Si
la première saison de Fargo était un
projet risqué parce qu’elle déclinait en série l’un des films les plus
emblématiques des frères Coen, la seconde l’est parce qu’elle fait suite à l’une
des nouveautés les plus acclamées de ces dernières années. Avec sa
semi-anthologie, Noah Hawley semble construire peu à peu un univers coenien
ultime, où les thématiques anthropologiques des deux cinéastes se complémentent
à un propos quasi sociétal – à chaque saison son époque, à chaque saison ses
personnages, à chaque saison son sujet de réflexion.
L’an
dernier, Fargo était une série sur la
bestialité de l’être humain, sur la violente animalité qui ronge même les êtres
les plus innocents. Cette nouvelle itération n’est pas tant traversée par ces
questionnements existentiels que par la tragique peinture de l’Amérique
post-Vietnam, rongée par les fantômes de sa jeunesse traumatisée, violentée,
torturée. Le spectre d’une génération abusée par son autorité, par cette puissance
supérieure et omnisciente les utilisant comme les pions de leur grand schéma. Dans
Fargo, les aliens remplacent les
gouvernements, les mafieux sont des soldats, policiers et civils sont les
dommages collatéraux inhérents à toute guerre.
Dans
le dessin de la guerre fratricide de ces victimes aux mêmes racines, la
nouvelle saison de Fargo se révèle d’un
pessimisme rare. Le rêve américain désenchanté, les traumatismes de la guerre,
à l’empreinte ineffaçable, et la profonde inhumanité d’un monde qui les
stigmatise et ne les comprends pas. Hawley fait de cette farce criminelle la
rencontre brillante d’un comique de l’absurde digne des plus grands et d’un
propos social tragique, fataliste et fondamentalement déprimant. Derrière le
visage balafré de ces gangsters plus ridicules les uns que les autres se
cachent à la fois l’ombre de l’enfer de la jungle vietnamienne transmis de
génération en génération selon la mécanique macabre du cycle de la folie de l’homme,
et les malaises d’une époque – du combat contre le cancer à la fin des individualités :
Fargo, saison 2 est finalement le
portrait des failles et des blessures de celui qui aime s’appeler le plus grand
pays du monde.
Mais
la plus grande réussite de la série est sans doute l’illustration de ces
propos. Par l’allégorie, bien entendu, mais aussi avec style – mise en scène
au-dessus de tout (ou presque) de ce qui peut se faire actuellement sur petit
écran, usant de gimmicks et d’effets toujours bien sentis, casting d’un niveau
admirable, inventivité constante dans l’écriture et dans la narration. Tant d’accomplissements
créatifs qui font de Fargo un
monument de la télévision contemporaine.
Tous
essaient de trouver une réponse à cette question : pourquoi la violence ?

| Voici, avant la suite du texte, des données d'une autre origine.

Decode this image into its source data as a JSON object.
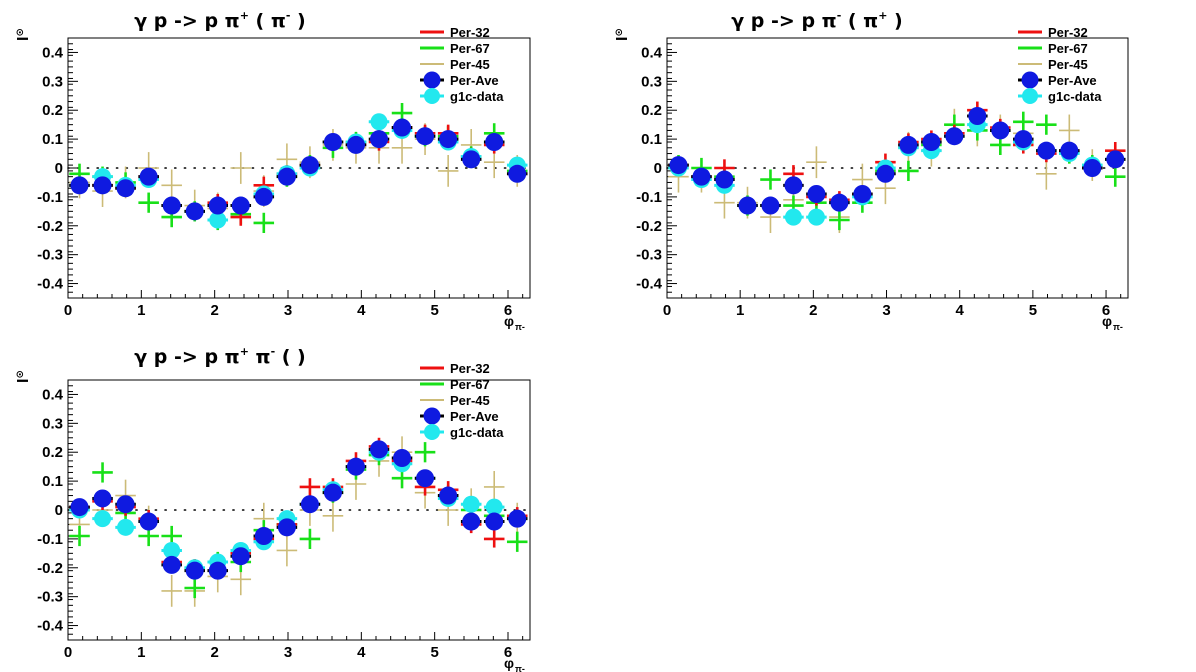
{
  "colors": {
    "per32": "#ee1010",
    "per67": "#18e018",
    "per45": "#ccbb77",
    "perAve": "#0f1ae0",
    "g1c": "#22e8ee"
  },
  "legend": [
    "Per-32",
    "Per-67",
    "Per-45",
    "Per-Ave",
    "g1c-data"
  ],
  "chart_data": [
    {
      "type": "scatter",
      "title_main": "γ p -> p π",
      "title_sup1": "+",
      "title_rest": " ( π",
      "title_sup2": "-",
      "title_end": " )",
      "title_full": "γ p -> p π+ ( π- )",
      "ylabel": "I",
      "ylabel_sup": "⊙",
      "xlabel": "φ",
      "xlabel_sub": "π-",
      "xlim": [
        0,
        6.3
      ],
      "ylim": [
        -0.45,
        0.45
      ],
      "xticks": [
        "0",
        "1",
        "2",
        "3",
        "4",
        "5",
        "6"
      ],
      "yticks": [
        "0.4",
        "0.3",
        "0.2",
        "0.1",
        "0",
        "-0.1",
        "-0.2",
        "-0.3",
        "-0.4"
      ],
      "x": [
        0.157,
        0.471,
        0.785,
        1.1,
        1.414,
        1.728,
        2.042,
        2.356,
        2.67,
        2.985,
        3.299,
        3.613,
        3.927,
        4.241,
        4.555,
        4.869,
        5.184,
        5.498,
        5.812,
        6.126
      ],
      "series": {
        "per32": [
          -0.06,
          -0.06,
          -0.07,
          -0.03,
          -0.13,
          -0.15,
          -0.12,
          -0.17,
          -0.06,
          -0.02,
          0.01,
          0.09,
          0.08,
          0.09,
          0.14,
          0.12,
          0.12,
          0.04,
          0.08,
          -0.02
        ],
        "per67": [
          -0.02,
          -0.03,
          -0.05,
          -0.12,
          -0.17,
          -0.15,
          -0.18,
          -0.16,
          -0.19,
          -0.03,
          0.01,
          0.07,
          0.09,
          0.12,
          0.19,
          0.11,
          0.11,
          0.04,
          0.12,
          -0.01
        ],
        "per45": [
          -0.05,
          -0.08,
          -0.05,
          0.0,
          -0.06,
          -0.13,
          -0.14,
          0.0,
          -0.08,
          0.03,
          0.02,
          0.08,
          0.07,
          0.07,
          0.07,
          0.1,
          -0.01,
          0.08,
          0.02,
          -0.01
        ],
        "perAve": [
          -0.06,
          -0.06,
          -0.07,
          -0.03,
          -0.13,
          -0.15,
          -0.13,
          -0.13,
          -0.1,
          -0.03,
          0.01,
          0.09,
          0.08,
          0.1,
          0.14,
          0.11,
          0.1,
          0.03,
          0.09,
          -0.02
        ],
        "g1c": [
          -0.06,
          -0.03,
          -0.06,
          -0.04,
          -0.13,
          -0.15,
          -0.18,
          -0.13,
          -0.09,
          -0.02,
          0.0,
          0.09,
          0.09,
          0.16,
          0.13,
          0.11,
          0.09,
          0.04,
          0.09,
          0.01
        ]
      }
    },
    {
      "type": "scatter",
      "title_main": "γ p -> p π",
      "title_sup1": "-",
      "title_rest": " ( π",
      "title_sup2": "+",
      "title_end": " )",
      "title_full": "γ p -> p π- ( π+ )",
      "ylabel": "I",
      "ylabel_sup": "⊙",
      "xlabel": "φ",
      "xlabel_sub": "π-",
      "xlim": [
        0,
        6.3
      ],
      "ylim": [
        -0.45,
        0.45
      ],
      "xticks": [
        "0",
        "1",
        "2",
        "3",
        "4",
        "5",
        "6"
      ],
      "yticks": [
        "0.4",
        "0.3",
        "0.2",
        "0.1",
        "0",
        "-0.1",
        "-0.2",
        "-0.3",
        "-0.4"
      ],
      "x": [
        0.157,
        0.471,
        0.785,
        1.1,
        1.414,
        1.728,
        2.042,
        2.356,
        2.67,
        2.985,
        3.299,
        3.613,
        3.927,
        4.241,
        4.555,
        4.869,
        5.184,
        5.498,
        5.812,
        6.126
      ],
      "series": {
        "per32": [
          0.01,
          -0.03,
          0.0,
          -0.13,
          -0.13,
          -0.02,
          -0.1,
          -0.11,
          -0.09,
          0.02,
          0.09,
          0.1,
          0.12,
          0.2,
          0.14,
          0.08,
          0.05,
          0.06,
          0.0,
          0.06
        ],
        "per67": [
          0.01,
          0.0,
          -0.03,
          -0.13,
          -0.04,
          -0.13,
          -0.12,
          -0.18,
          -0.12,
          -0.01,
          -0.01,
          0.08,
          0.15,
          0.13,
          0.08,
          0.16,
          0.15,
          0.05,
          0.01,
          -0.03
        ],
        "per45": [
          -0.03,
          -0.03,
          -0.12,
          -0.12,
          -0.17,
          -0.11,
          0.02,
          -0.17,
          -0.04,
          -0.07,
          0.07,
          0.06,
          0.15,
          0.13,
          0.13,
          0.12,
          -0.02,
          0.13,
          0.01,
          0.03
        ],
        "perAve": [
          0.01,
          -0.03,
          -0.04,
          -0.13,
          -0.13,
          -0.06,
          -0.09,
          -0.12,
          -0.09,
          -0.02,
          0.08,
          0.09,
          0.11,
          0.18,
          0.13,
          0.1,
          0.06,
          0.06,
          0.0,
          0.03
        ],
        "g1c": [
          0.0,
          -0.04,
          -0.06,
          -0.13,
          -0.13,
          -0.17,
          -0.17,
          -0.12,
          -0.1,
          0.0,
          0.07,
          0.06,
          0.11,
          0.15,
          0.13,
          0.09,
          0.06,
          0.05,
          0.01,
          0.03
        ]
      }
    },
    {
      "type": "scatter",
      "title_main": "γ p -> p π",
      "title_sup1": "+",
      "title_rest": " π",
      "title_sup2": "-",
      "title_end": " ( )",
      "title_full": "γ p -> p π+ π- ( )",
      "ylabel": "I",
      "ylabel_sup": "⊙",
      "xlabel": "φ",
      "xlabel_sub": "π-",
      "xlim": [
        0,
        6.3
      ],
      "ylim": [
        -0.45,
        0.45
      ],
      "xticks": [
        "0",
        "1",
        "2",
        "3",
        "4",
        "5",
        "6"
      ],
      "yticks": [
        "0.4",
        "0.3",
        "0.2",
        "0.1",
        "0",
        "-0.1",
        "-0.2",
        "-0.3",
        "-0.4"
      ],
      "x": [
        0.157,
        0.471,
        0.785,
        1.1,
        1.414,
        1.728,
        2.042,
        2.356,
        2.67,
        2.985,
        3.299,
        3.613,
        3.927,
        4.241,
        4.555,
        4.869,
        5.184,
        5.498,
        5.812,
        6.126
      ],
      "series": {
        "per32": [
          0.01,
          0.03,
          0.01,
          -0.03,
          -0.18,
          -0.2,
          -0.21,
          -0.15,
          -0.1,
          -0.05,
          0.08,
          0.08,
          0.17,
          0.22,
          0.17,
          0.08,
          0.07,
          -0.05,
          -0.1,
          -0.02
        ],
        "per67": [
          -0.09,
          0.13,
          -0.01,
          -0.09,
          -0.09,
          -0.27,
          -0.18,
          -0.18,
          -0.07,
          -0.05,
          -0.1,
          0.06,
          0.14,
          0.19,
          0.11,
          0.2,
          0.05,
          0.0,
          -0.02,
          -0.11
        ],
        "per45": [
          -0.05,
          0.0,
          0.05,
          -0.04,
          -0.28,
          -0.28,
          -0.23,
          -0.24,
          -0.03,
          -0.14,
          0.0,
          -0.02,
          0.09,
          0.17,
          0.2,
          0.06,
          0.0,
          0.02,
          0.08,
          -0.03
        ],
        "perAve": [
          0.01,
          0.04,
          0.02,
          -0.04,
          -0.19,
          -0.21,
          -0.21,
          -0.16,
          -0.09,
          -0.06,
          0.02,
          0.06,
          0.15,
          0.21,
          0.18,
          0.11,
          0.05,
          -0.04,
          -0.04,
          -0.03
        ],
        "g1c": [
          0.0,
          -0.03,
          -0.06,
          -0.04,
          -0.14,
          -0.2,
          -0.18,
          -0.14,
          -0.11,
          -0.03,
          0.02,
          0.07,
          0.15,
          0.2,
          0.16,
          0.11,
          0.04,
          0.02,
          0.01,
          -0.03
        ]
      }
    }
  ]
}
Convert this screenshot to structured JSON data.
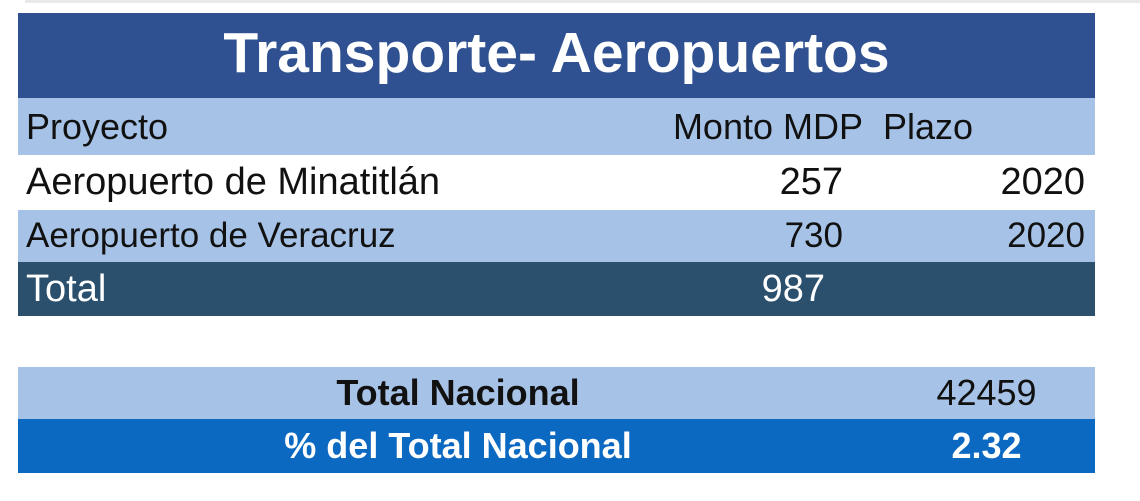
{
  "title": "Transporte- Aeropuertos",
  "table": {
    "headers": {
      "proyecto": "Proyecto",
      "monto": "Monto MDP",
      "plazo": "Plazo"
    },
    "rows": [
      {
        "proyecto": "Aeropuerto de Minatitlán",
        "monto": "257",
        "plazo": "2020"
      },
      {
        "proyecto": "Aeropuerto de Veracruz",
        "monto": "730",
        "plazo": "2020"
      }
    ],
    "total": {
      "label": "Total",
      "monto": "987"
    }
  },
  "summary": {
    "total_nacional": {
      "label": "Total Nacional",
      "value": "42459"
    },
    "pct_total_nacional": {
      "label": "% del Total Nacional",
      "value": "2.32"
    }
  },
  "colors": {
    "title_bar": "#2F5091",
    "light_row": "#A6C3E7",
    "white_row": "#FFFFFF",
    "total_row": "#2A506E",
    "accent_row": "#0C69C2",
    "title_text": "#FFFFFF",
    "body_text": "#111111",
    "top_edge": "#E9E9E9"
  },
  "chart_data": {
    "type": "table",
    "title": "Transporte- Aeropuertos",
    "columns": [
      "Proyecto",
      "Monto MDP",
      "Plazo"
    ],
    "rows": [
      [
        "Aeropuerto de Minatitlán",
        257,
        2020
      ],
      [
        "Aeropuerto de Veracruz",
        730,
        2020
      ]
    ],
    "total_row": [
      "Total",
      987,
      ""
    ],
    "summary_rows": [
      [
        "Total Nacional",
        42459
      ],
      [
        "% del Total Nacional",
        2.32
      ]
    ],
    "legend_position": "none",
    "grid": false
  }
}
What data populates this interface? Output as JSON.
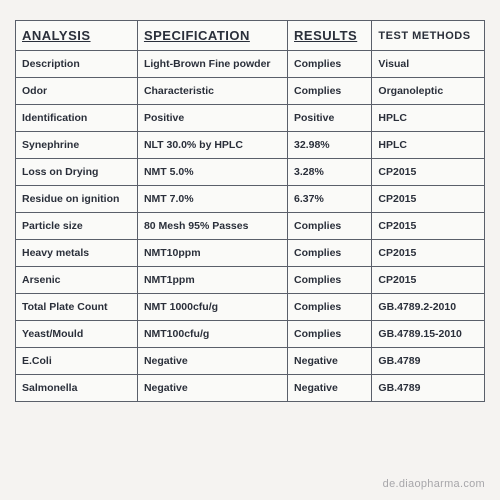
{
  "table": {
    "headers": {
      "analysis": "ANALYSIS",
      "specification": "SPECIFICATION",
      "results": "RESULTS",
      "methods": "TEST METHODS"
    },
    "rows": [
      {
        "analysis": "Description",
        "spec": "Light-Brown Fine powder",
        "result": "Complies",
        "method": "Visual"
      },
      {
        "analysis": "Odor",
        "spec": "Characteristic",
        "result": "Complies",
        "method": "Organoleptic"
      },
      {
        "analysis": "Identification",
        "spec": "Positive",
        "result": "Positive",
        "method": "HPLC"
      },
      {
        "analysis": "Synephrine",
        "spec": "NLT 30.0% by HPLC",
        "result": "32.98%",
        "method": "HPLC"
      },
      {
        "analysis": "Loss on Drying",
        "spec": "NMT 5.0%",
        "result": "3.28%",
        "method": "CP2015"
      },
      {
        "analysis": "Residue on ignition",
        "spec": "NMT 7.0%",
        "result": "6.37%",
        "method": "CP2015"
      },
      {
        "analysis": "Particle size",
        "spec": "80 Mesh 95% Passes",
        "result": "Complies",
        "method": "CP2015"
      },
      {
        "analysis": "Heavy metals",
        "spec": "NMT10ppm",
        "result": "Complies",
        "method": "CP2015"
      },
      {
        "analysis": "Arsenic",
        "spec": "NMT1ppm",
        "result": "Complies",
        "method": "CP2015"
      },
      {
        "analysis": "Total Plate Count",
        "spec": "NMT 1000cfu/g",
        "result": "Complies",
        "method": "GB.4789.2-2010"
      },
      {
        "analysis": "Yeast/Mould",
        "spec": "NMT100cfu/g",
        "result": "Complies",
        "method": "GB.4789.15-2010"
      },
      {
        "analysis": "E.Coli",
        "spec": "Negative",
        "result": "Negative",
        "method": "GB.4789"
      },
      {
        "analysis": "Salmonella",
        "spec": "Negative",
        "result": "Negative",
        "method": "GB.4789"
      }
    ]
  },
  "watermark": "de.diaopharma.com"
}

pourquoi la guerre ? Certains s’en libèrent et la laissent se déchaîner
dans une explosion de sang et de cris ; d’autres cherchent des solutions :
serait-ce une question de langage ? ou alors un malaise identitaire ?
Comme dernière note positive, Fargo
semble nous dire de garder espoir. Parmi tous ces hommes, certains ont de
bonnes intentions. Le bien, s’il se cache parfois derrière le mal, peut être
une finalité. Hawley a beau être pessimiste, il n’est pas fataliste – et c’est
bien pour cela que son bébé est plus qu’une simple série, plus qu’une simple
relecture de l’univers des Coen. Il est un auteur, et Fargo est son chef d’œuvre.